Investigators have taken down a major auto loan scamming ring that used a Queens Village dealership as part of its operations and cost financial institutions nearly $2 million in losses.
Queens District Attorney Richard Brown and Police Commissioner Raymond Kelly announced last Thursday the arrest and arraignment of 18 individuals on 165 charges, including enterprise corruption.
The suspects operated two separate rings where they purchased luxury vehicles using straw buyers and fraudulent loans before reselling the cars on the black market, the DA said.
“This was a highly complex and sophisticated financial fraud scheme in which individuals with good credit agreed to ‘lend’ their identity and credit scores to the defendants in return for monetary kickbacks, as well as a general assurance that engaging in the activity would boost their credit score,” he said in a statement.
The arrests came following a three-year investigation by the police into two rings. Two individuals involved in the conspiracies are still on the loose, according to Brown. One of the suspects, Duane Box, of Queens Village, worked at ABC Auto Sales, at 98-04 Springfield Blvd.
Between July 1, 2008, and March 30, 2010, a dozen of the defendants who were led by Andre Dickenson, 31, of Brooklyn, conspired to recruit straw buyers with good credit to take out $1.9 million in loans from banks to buy the autos, the DA said.
The buyers were allegedly promised kickbacks for being part of the operation and that they would earn better credit ratings, according to the DA.
The cars, which were mostly Mercedes-Benzes, Cadillacs and other high-end brands, would then be given to the conspiracy’s leaders or allegedly retitled and sold in other locations, such as Florida, according to Brown.
Some of the car purchases took place at ABC Auto Sales, where one of the arrested men, Duane Box, worked, Brown said.
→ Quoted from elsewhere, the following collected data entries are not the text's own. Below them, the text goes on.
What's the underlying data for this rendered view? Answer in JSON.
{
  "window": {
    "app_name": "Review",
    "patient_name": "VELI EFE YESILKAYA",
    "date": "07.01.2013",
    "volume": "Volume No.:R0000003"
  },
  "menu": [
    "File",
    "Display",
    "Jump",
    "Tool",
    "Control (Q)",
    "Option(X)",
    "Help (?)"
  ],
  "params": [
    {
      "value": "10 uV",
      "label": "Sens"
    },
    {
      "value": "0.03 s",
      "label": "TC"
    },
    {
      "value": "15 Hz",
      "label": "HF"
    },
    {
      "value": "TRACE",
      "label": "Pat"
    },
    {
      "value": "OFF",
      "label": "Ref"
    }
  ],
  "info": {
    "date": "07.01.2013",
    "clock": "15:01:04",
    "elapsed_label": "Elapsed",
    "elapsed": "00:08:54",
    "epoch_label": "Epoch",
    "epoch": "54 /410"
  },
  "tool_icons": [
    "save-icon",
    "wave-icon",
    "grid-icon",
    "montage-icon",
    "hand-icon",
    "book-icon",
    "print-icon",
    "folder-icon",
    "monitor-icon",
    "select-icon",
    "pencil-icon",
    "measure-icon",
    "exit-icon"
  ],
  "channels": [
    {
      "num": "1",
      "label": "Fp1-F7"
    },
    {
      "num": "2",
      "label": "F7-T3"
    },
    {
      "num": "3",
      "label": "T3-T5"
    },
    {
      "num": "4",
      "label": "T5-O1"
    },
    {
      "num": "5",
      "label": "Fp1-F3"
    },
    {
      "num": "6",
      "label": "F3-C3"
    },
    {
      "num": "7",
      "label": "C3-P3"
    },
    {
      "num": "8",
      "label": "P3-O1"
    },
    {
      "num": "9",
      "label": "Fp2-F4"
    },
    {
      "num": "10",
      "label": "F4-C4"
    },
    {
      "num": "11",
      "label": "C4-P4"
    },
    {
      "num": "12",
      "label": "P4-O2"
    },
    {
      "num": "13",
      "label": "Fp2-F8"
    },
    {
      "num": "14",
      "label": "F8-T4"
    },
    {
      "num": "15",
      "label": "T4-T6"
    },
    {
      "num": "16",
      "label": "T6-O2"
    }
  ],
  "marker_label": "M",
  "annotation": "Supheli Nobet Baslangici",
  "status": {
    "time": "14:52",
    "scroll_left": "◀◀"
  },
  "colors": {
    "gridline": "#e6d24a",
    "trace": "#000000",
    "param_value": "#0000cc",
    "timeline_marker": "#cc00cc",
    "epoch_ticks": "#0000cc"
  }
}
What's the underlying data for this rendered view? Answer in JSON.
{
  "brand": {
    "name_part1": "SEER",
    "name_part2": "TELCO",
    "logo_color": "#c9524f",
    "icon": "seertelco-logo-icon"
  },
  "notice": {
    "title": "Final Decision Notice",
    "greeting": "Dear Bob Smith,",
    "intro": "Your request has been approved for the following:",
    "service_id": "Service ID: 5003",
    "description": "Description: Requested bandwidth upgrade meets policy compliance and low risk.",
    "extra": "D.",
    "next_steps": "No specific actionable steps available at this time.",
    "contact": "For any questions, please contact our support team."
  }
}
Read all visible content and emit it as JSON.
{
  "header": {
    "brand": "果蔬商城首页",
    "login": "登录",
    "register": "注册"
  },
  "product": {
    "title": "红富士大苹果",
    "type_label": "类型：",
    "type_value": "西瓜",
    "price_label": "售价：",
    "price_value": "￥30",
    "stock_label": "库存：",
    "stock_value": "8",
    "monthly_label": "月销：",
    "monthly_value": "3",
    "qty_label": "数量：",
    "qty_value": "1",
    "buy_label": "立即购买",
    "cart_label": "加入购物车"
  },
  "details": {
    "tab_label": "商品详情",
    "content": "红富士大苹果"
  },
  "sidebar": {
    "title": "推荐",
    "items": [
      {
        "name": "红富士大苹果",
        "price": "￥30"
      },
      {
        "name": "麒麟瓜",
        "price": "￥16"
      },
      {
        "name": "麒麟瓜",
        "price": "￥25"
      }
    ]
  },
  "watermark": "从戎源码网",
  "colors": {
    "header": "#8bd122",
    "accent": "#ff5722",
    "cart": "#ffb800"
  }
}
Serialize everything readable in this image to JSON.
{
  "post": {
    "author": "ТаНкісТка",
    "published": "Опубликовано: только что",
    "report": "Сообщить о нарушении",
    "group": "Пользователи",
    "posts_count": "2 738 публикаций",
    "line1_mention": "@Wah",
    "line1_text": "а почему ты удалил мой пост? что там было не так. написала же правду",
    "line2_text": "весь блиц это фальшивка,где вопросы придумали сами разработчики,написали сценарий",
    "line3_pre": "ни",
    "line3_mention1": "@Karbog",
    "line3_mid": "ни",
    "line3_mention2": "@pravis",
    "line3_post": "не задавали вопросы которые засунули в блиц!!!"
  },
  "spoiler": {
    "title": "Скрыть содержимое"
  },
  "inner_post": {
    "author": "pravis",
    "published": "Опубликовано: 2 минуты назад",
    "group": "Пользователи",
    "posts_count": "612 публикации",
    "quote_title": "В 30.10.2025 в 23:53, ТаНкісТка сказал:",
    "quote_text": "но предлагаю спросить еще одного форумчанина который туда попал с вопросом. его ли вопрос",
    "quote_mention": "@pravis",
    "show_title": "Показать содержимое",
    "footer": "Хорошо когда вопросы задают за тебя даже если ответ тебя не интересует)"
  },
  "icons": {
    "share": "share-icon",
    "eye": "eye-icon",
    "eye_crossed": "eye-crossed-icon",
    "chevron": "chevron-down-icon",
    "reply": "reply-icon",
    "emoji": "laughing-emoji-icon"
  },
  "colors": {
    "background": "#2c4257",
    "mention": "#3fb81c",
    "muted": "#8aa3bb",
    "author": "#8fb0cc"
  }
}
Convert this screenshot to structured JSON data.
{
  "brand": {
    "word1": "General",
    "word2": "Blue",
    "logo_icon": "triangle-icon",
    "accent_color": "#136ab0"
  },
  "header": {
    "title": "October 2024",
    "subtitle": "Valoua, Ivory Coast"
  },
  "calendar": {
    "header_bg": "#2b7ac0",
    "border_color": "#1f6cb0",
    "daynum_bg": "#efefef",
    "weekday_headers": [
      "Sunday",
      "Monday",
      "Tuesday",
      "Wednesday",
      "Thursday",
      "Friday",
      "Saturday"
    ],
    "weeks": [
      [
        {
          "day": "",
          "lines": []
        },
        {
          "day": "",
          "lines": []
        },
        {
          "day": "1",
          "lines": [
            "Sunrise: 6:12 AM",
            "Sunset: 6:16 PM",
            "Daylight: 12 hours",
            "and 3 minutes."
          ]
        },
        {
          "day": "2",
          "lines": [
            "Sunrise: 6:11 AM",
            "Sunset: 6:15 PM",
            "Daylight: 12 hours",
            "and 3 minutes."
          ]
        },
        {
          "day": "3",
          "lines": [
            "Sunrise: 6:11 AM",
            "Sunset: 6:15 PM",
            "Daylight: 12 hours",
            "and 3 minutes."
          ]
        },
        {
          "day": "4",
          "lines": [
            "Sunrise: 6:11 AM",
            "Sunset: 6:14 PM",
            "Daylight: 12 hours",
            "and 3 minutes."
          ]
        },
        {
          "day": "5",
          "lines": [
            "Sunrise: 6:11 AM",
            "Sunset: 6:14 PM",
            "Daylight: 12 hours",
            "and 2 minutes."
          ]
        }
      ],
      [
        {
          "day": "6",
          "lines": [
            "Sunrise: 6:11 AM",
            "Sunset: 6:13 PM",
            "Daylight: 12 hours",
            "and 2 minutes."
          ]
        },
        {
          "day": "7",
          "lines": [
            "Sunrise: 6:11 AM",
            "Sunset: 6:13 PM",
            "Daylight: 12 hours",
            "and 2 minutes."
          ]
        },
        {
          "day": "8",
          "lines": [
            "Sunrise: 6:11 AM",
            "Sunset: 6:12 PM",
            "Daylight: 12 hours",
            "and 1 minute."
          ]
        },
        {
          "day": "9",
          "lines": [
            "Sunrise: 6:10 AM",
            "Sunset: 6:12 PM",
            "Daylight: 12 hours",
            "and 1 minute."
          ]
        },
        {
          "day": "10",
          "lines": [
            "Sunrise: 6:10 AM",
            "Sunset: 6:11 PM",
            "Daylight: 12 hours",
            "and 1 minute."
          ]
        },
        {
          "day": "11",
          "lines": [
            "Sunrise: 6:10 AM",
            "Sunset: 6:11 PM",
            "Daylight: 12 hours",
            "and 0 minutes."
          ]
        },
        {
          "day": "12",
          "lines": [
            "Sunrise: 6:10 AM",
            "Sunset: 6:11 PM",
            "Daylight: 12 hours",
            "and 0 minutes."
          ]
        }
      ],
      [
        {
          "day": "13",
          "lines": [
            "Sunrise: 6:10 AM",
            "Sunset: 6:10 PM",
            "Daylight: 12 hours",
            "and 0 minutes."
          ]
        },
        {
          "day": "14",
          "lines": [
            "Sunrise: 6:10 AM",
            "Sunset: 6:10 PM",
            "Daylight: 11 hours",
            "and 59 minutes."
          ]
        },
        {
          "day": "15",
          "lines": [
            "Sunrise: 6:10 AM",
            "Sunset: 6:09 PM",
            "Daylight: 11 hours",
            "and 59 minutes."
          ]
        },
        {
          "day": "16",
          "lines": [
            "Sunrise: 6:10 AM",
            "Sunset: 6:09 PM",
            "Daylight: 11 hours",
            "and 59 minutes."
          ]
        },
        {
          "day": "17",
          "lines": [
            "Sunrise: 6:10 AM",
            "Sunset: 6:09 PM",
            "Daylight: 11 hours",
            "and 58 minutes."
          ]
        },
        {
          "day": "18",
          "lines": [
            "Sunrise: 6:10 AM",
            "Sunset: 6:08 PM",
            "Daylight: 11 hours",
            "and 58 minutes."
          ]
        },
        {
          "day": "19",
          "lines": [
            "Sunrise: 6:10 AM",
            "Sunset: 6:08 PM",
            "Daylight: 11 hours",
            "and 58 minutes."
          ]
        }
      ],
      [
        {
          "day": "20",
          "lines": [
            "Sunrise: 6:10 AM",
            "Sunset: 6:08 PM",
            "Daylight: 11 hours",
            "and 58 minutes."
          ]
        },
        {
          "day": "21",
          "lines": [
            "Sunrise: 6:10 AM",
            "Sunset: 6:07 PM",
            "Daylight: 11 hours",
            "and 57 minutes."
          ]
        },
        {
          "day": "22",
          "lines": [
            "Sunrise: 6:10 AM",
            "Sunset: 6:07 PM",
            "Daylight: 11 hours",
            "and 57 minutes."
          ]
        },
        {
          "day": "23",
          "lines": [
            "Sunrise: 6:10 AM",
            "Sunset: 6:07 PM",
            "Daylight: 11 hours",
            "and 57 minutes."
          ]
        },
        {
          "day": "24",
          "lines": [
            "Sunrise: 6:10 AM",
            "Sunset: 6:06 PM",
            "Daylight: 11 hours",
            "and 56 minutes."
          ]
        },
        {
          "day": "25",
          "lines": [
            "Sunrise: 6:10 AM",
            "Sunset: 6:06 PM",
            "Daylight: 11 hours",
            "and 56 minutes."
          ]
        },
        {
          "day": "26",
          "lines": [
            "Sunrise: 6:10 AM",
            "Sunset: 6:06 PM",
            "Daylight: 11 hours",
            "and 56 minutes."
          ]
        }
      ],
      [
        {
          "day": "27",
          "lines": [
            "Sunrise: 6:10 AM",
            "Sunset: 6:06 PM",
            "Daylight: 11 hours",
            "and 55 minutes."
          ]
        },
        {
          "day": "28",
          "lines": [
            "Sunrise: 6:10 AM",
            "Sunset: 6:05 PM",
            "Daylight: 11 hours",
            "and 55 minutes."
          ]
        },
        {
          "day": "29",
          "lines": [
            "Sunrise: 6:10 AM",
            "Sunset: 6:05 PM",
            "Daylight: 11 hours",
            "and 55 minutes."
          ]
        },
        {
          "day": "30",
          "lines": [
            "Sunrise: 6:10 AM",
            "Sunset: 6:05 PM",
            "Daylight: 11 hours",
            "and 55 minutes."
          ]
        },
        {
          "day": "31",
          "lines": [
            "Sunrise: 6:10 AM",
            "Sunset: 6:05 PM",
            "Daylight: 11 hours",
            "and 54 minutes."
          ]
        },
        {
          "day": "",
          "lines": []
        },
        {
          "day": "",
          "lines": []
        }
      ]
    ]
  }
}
ABC would wholesale the vehicles over to a more established dealership and fill out the paperwork to the bank to make it appear as if they were sold on their lot, the DA said.
The dealership, which could not be reached for comment, was not charged by the DA.
A second group of scammers, who were allegedly led by South African national Alexander Ndaula, of Brooklyn, also used straw buyers to take out auto loans, but no cars were purchased, the DA said. The money would allegedly be laundered to Ndaula, but he did give some of the cash to the borrowers as a kickback, according to Brown.
The defendants in both groups would make initial payments on the loans before defaulting, leaving the straw buyer, the dealership and banks to deal with the losses, the DA said.
Several of the members of the conspiracy were from southeast Queens and the operations involved two dealerships in the area, according to Brown. Dickenson was arrested and arraigned earlier in the year on murder charges for a 2009 killing on Long Island.
If convicted on their charges, the defendants face up to 25 years in prison, the DA said.